Second, the role of social media in making the connections. I loved witnessing the rich and dense web of friendships that had started online, many through my own Facebook activity. One woman told me, “when you friended me you were the only widow I knew other than my great aunt, and now half of my friends list is people like us.” Others toasted (with mashed-potato cocktails) the real faces of people they’d grown to love as sisters from tiny avatars.
Aside from a posse from Widows Wear Stilettos, the largest contingency (23 people) was definitely bloggers: not just the seven from SSLF’s flagship Widow’s Voice, who appeared on stage in a group, but also Candice, Abby, Matt, Andrea, Sarah, Chelsea, Mel, Dan, Boo, Deb, Wendy, Jennifer, WnS, my dear sister Hyla, and the hilarious, stunning Carol, who had the second-most beautiful shoes in the room.
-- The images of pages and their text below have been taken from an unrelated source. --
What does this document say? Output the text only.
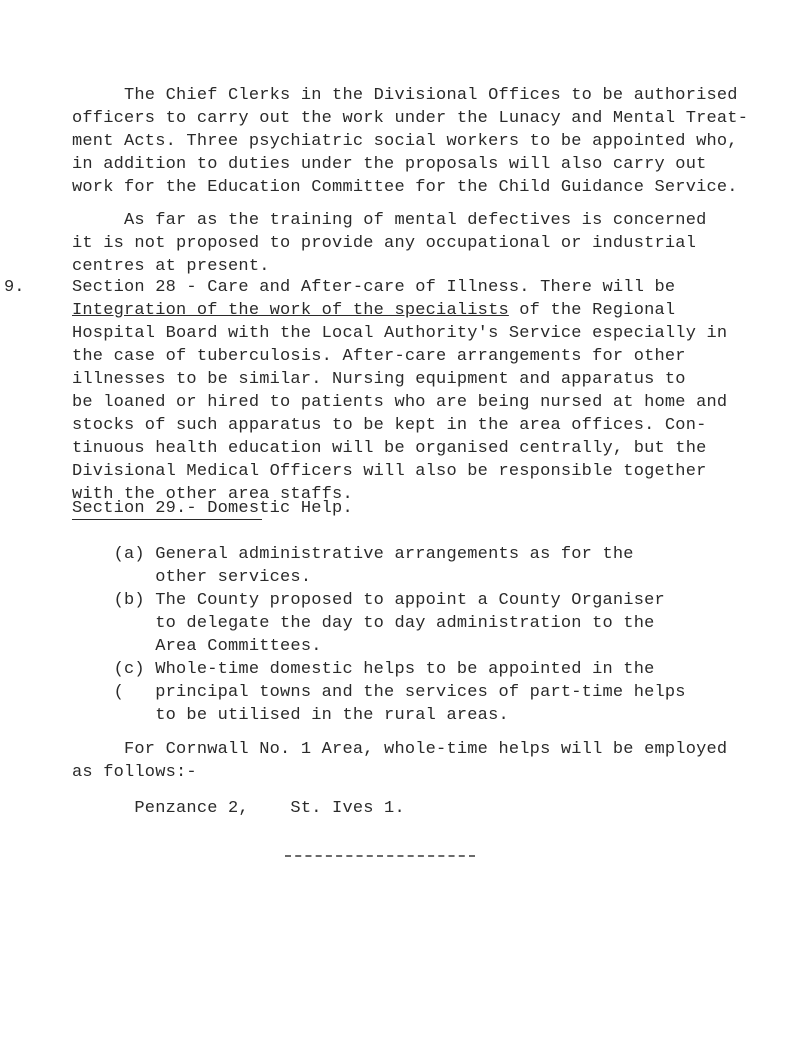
The Chief Clerks in the Divisional Offices to be authorised
officers to carry out the work under the Lunacy and Mental Treat-
ment Acts. Three psychiatric social workers to be appointed who,
in addition to duties under the proposals will also carry out
work for the Education Committee for the Child Guidance Service.
As far as the training of mental defectives is concerned
it is not proposed to provide any occupational or industrial
centres at present.
9.	Section 28 - Care and After-care of Illness. There will be
Integration of the work of the specialists of the Regional
Hospital Board with the Local Authority's Service especially in
the case of tuberculosis. After-care arrangements for other
illnesses to be similar. Nursing equipment and apparatus to
be loaned or hired to patients who are being nursed at home and
stocks of such apparatus to be kept in the area offices. Con-
tinuous health education will be organised centrally, but the
Divisional Medical Officers will also be responsible together
with the other area staffs.
Section 29.- Domestic Help.
(a) General administrative arrangements as for the
other services.
(b) The County proposed to appoint a County Organiser
to delegate the day to day administration to the
Area Committees.
(c) Whole-time domestic helps to be appointed in the
(   principal towns and the services of part-time helps
to be utilised in the rural areas.
For Cornwall No. 1 Area, whole-time helps will be employed
as follows:-
Penzance 2,    St. Ives 1.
My presentation on social media went “fine” (as we perfectionists say). It had to, given the number of cocktails I passed up throughout the weekend in order to “finish it.” I was trying to be analytical and high-level when people were looking for support and laughs: which you can get online, but perhaps not talk about.
Like so many other aspects of the weekend, the proof was in the pudding: I could see evidence of social media’s value in the connections all around me (and in the award and the attention of USA Today reporter Sharon Jayson), so the Powerpoint was almost beside the point.
Third, the ordinariness of our group: how, when you take away the “drama” the rest of the world invests our “stories” with (to paraphrase Matt, that’s no story, that’s my life!), when you remove yourself from the people Alicia calls “civilians,” the sadness and surprise of our youth and existence and laughter – all the reactions – we’re free. Black or white, fresh or seasoned, young or old, gay or straight, widowed people look like any other group of people: some shy, some giggling with roommates, most with a deep bond to at least one other here, all learning. As I walked back to the elevator after the gala, the “fresh widow” label on my wool shawl invisible as it protected my lucite award, I looked at the gaggles of conversation groups on square beige couches in the hotel lobby: it wasn’t easy to tell who was with our group, and I might have fit in to any of them, too.
I didn’t have a scarlet "W" on my forehead, after all. The role I play was put into relief: I have been widowed, and I can offer hope and share with those in the depths of it, but as a sister and an advocate I’m a handhold* for others.
* To understand this reference and also to be human and delighted you must read or preferably listen to Michele Neff Hernandez’s keynote.